Not everyone wants to be swatted in exchange for the legal protections and funding opportunities granted by forming a business creates.
To address your concern, I think the problem is that a) the address is publically available in your country, and b) your police is so violent that they weaponize prank calls to lethal threats. That's an issue of shit policing.
The idea that you can exercise power in society and have zero accountability and demand to stay anonymous is either a) an cyberpunk fantasy, or b) a cleptocrat's dream.
The owner of the company being anonymous or not is not relevant here. These things can be done by people other than the owner and these people are already anonymous.
>That's an issue of shit policing.
It's an issue with every service. You can get prank pizzas, prank Uber eats, prank door dash, prank packages, prank letters (glitter, stinky, etc), etc. Almost no one ever validates addresses before a service uses them.
>The idea that you can exercise power in society and have zero accountability and demand to stay anonymous
I never required the former. There could still be a process to make anonymously owned businesses accountable.
There's a lot of steps between "call from random kid" and "smash someone's door down" that cops choose not to take
Classic false equivalence.

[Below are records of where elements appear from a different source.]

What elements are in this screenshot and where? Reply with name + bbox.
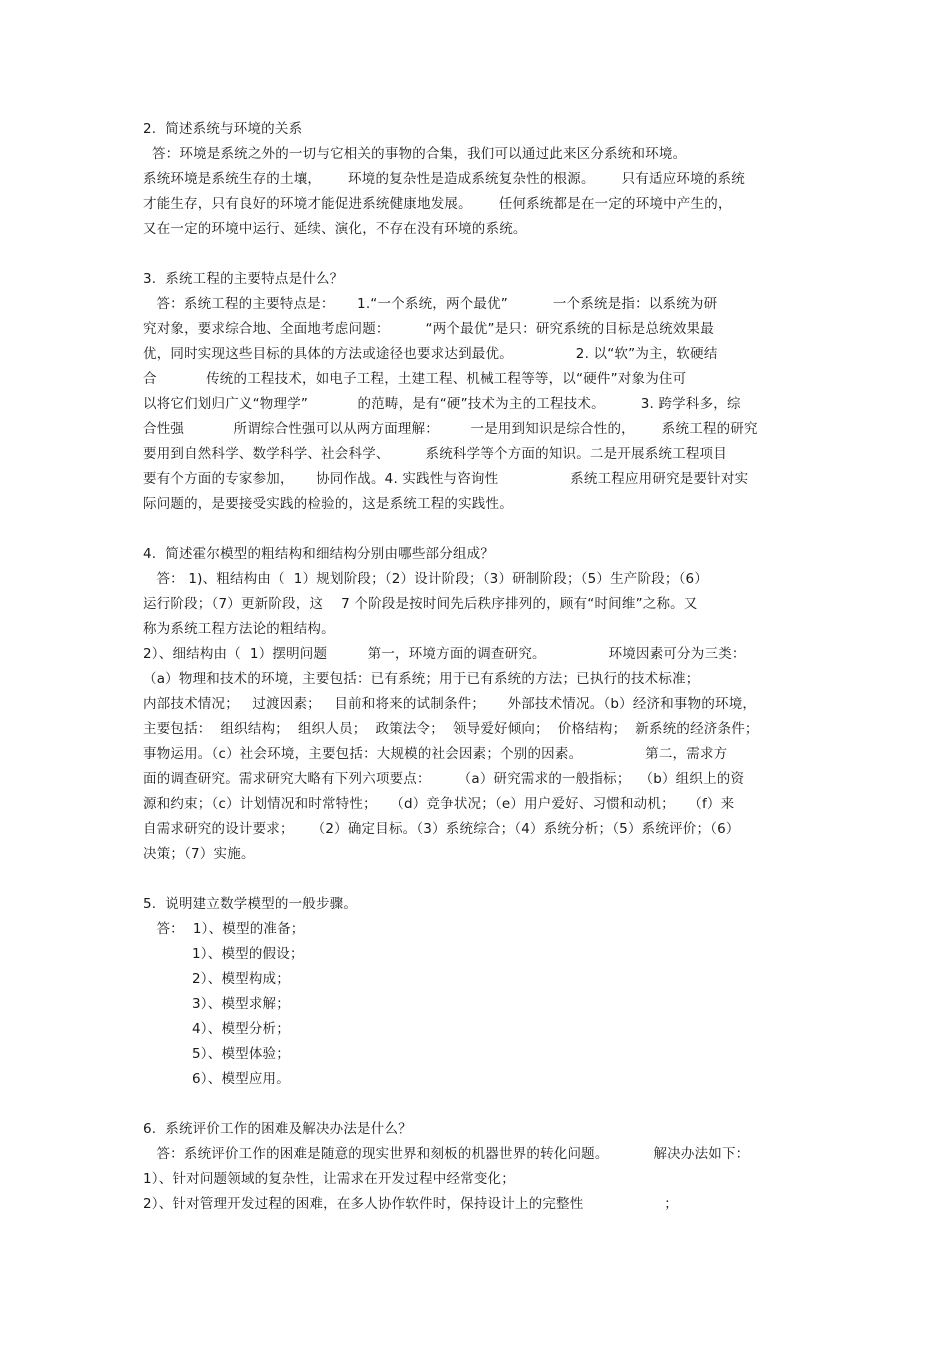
answer-4-line-11: 自需求研究的设计要求； （2）确定目标。（3）系统综合；（4）系统分析；（5）系统评价；（6）: [143, 821, 740, 837]
answer-3-line-5: 以将它们划归广义“物理学” 的范畴，是有“硬”技术为主的工程技术。 3. 跨学科多，综: [143, 396, 741, 412]
answer-3-line-1: 答：系统工程的主要特点是： 1.“一个系统，两个最优” 一个系统是指：以系统为研: [143, 296, 718, 312]
answer-4-line-8: 事物运用。（c）社会环境，主要包括：大规模的社会因素；个别的因素。 第二，需求方: [143, 746, 728, 762]
answer-3-line-4: 合 传统的工程技术，如电子工程，土建工程、机械工程等等，以“硬件”对象为住可: [143, 371, 687, 387]
answer-2-line-1: 答：环境是系统之外的一切与它相关的事物的合集，我们可以通过此来区分系统和环境。: [143, 146, 687, 162]
answer-4-line-1: 答： 1)、粗结构由（ 1）规划阶段；（2）设计阶段；（3）研制阶段；（5）生产阶段；（6）: [143, 571, 709, 587]
answer-4-line-5: （a）物理和技术的环境，主要包括：已有系统；用于已有系统的方法；已执行的技术标准；: [143, 671, 700, 687]
answer-3-line-7: 要用到自然科学、数学科学、社会科学、 系统科学等个方面的知识。二是开展系统工程项目: [143, 446, 727, 462]
question-5-title: 5. 说明建立数学模型的一般步骤。: [143, 896, 358, 912]
answer-5-step-4: 3）、模型求解；: [192, 996, 290, 1012]
answer-4-line-7: 主要包括： 组织结构； 组织人员； 政策法令； 领导爱好倾向； 价格结构； 新系统的经济条件；: [143, 721, 759, 737]
question-6-title: 6. 系统评价工作的困难及解决办法是什么？: [143, 1121, 412, 1137]
answer-4-line-2: 运行阶段；（7）更新阶段，这 7 个阶段是按时间先后秩序排列的，顾有“时间维”之称。又: [143, 596, 698, 612]
answer-4-line-10: 源和约束；（c）计划情况和时常特性； （d）竞争状况；（e）用户爱好、习惯和动机； （f）来: [143, 796, 735, 812]
answer-4-line-3: 称为系统工程方法论的粗结构。: [143, 621, 335, 637]
answer-6-line-3: 2）、针对管理开发过程的困难，在多人协作软件时，保持设计上的完整性 ；: [143, 1196, 678, 1212]
answer-3-line-3: 优，同时实现这些目标的具体的方法或途径也要求达到最优。 2. 以“软”为主，软硬结: [143, 346, 718, 362]
answer-5-step-7: 6）、模型应用。: [192, 1071, 290, 1087]
answer-5-step-5: 4）、模型分析；: [192, 1021, 290, 1037]
answer-5-step-6: 5）、模型体验；: [192, 1046, 290, 1062]
question-3-title: 3. 系统工程的主要特点是什么？: [143, 271, 344, 287]
answer-6-line-1: 答：系统评价工作的困难是随意的现实世界和刻板的机器世界的转化问题。 解决办法如下：: [143, 1146, 750, 1162]
answer-3-line-2: 究对象，要求综合地、全面地考虑问题： “两个最优”是只：研究系统的目标是总统效果最: [143, 321, 714, 337]
question-4-title: 4. 简述霍尔模型的粗结构和细结构分别由哪些部分组成？: [143, 546, 495, 562]
answer-3-line-9: 际问题的，是要接受实践的检验的，这是系统工程的实践性。: [143, 496, 513, 512]
answer-5-step-3: 2）、模型构成；: [192, 971, 290, 987]
answer-2-line-3: 才能生存，只有良好的环境才能促进系统健康地发展。 任何系统都是在一定的环境中产生的，: [143, 196, 732, 212]
answer-4-line-9: 面的调查研究。需求研究大略有下列六项要点： （a）研究需求的一般指标； （b）组织上的资: [143, 771, 745, 787]
answer-4-line-12: 决策；（7）实施。: [143, 846, 255, 862]
question-2-title: 2. 简述系统与环境的关系: [143, 121, 303, 137]
answer-3-line-8: 要有个方面的专家参加， 协同作战。4. 实践性与咨询性 系统工程应用研究是要针对实: [143, 471, 749, 487]
answer-3-line-6: 合性强 所谓综合性强可以从两方面理解： 一是用到知识是综合性的， 系统工程的研究: [143, 421, 758, 437]
answer-4-line-4: 2）、细结构由（ 1）摆明问题 第一，环境方面的调查研究。 环境因素可分为三类：: [143, 646, 746, 662]
answer-5-step-1: 答： 1）、模型的准备；: [143, 921, 305, 937]
answer-2-line-2: 系统环境是系统生存的土壤， 环境的复杂性是造成系统复杂性的根源。 只有适应环境的系统: [143, 171, 745, 187]
answer-5-step-2: 1）、模型的假设；: [192, 946, 304, 962]
answer-6-line-2: 1）、针对问题领域的复杂性，让需求在开发过程中经常变化；: [143, 1171, 515, 1187]
answer-4-line-6: 内部技术情况； 过渡因素； 目前和将来的试制条件； 外部技术情况。（b）经济和事物的环境，: [143, 696, 757, 712]
answer-2-line-4: 又在一定的环境中运行、延续、演化，不存在没有环境的系统。: [143, 221, 527, 237]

Being shot to death by overzealous and unaccountable swat teams is NOT the same as getting delivered a pizza you didn't order.
You really have to have a reality check when you go beyond the basics of using an LLC and structuring ownership and loans to make it very difficult to sue your company and make sure that these will really work in practice and not end with you being held in jail for contempt until you release the information.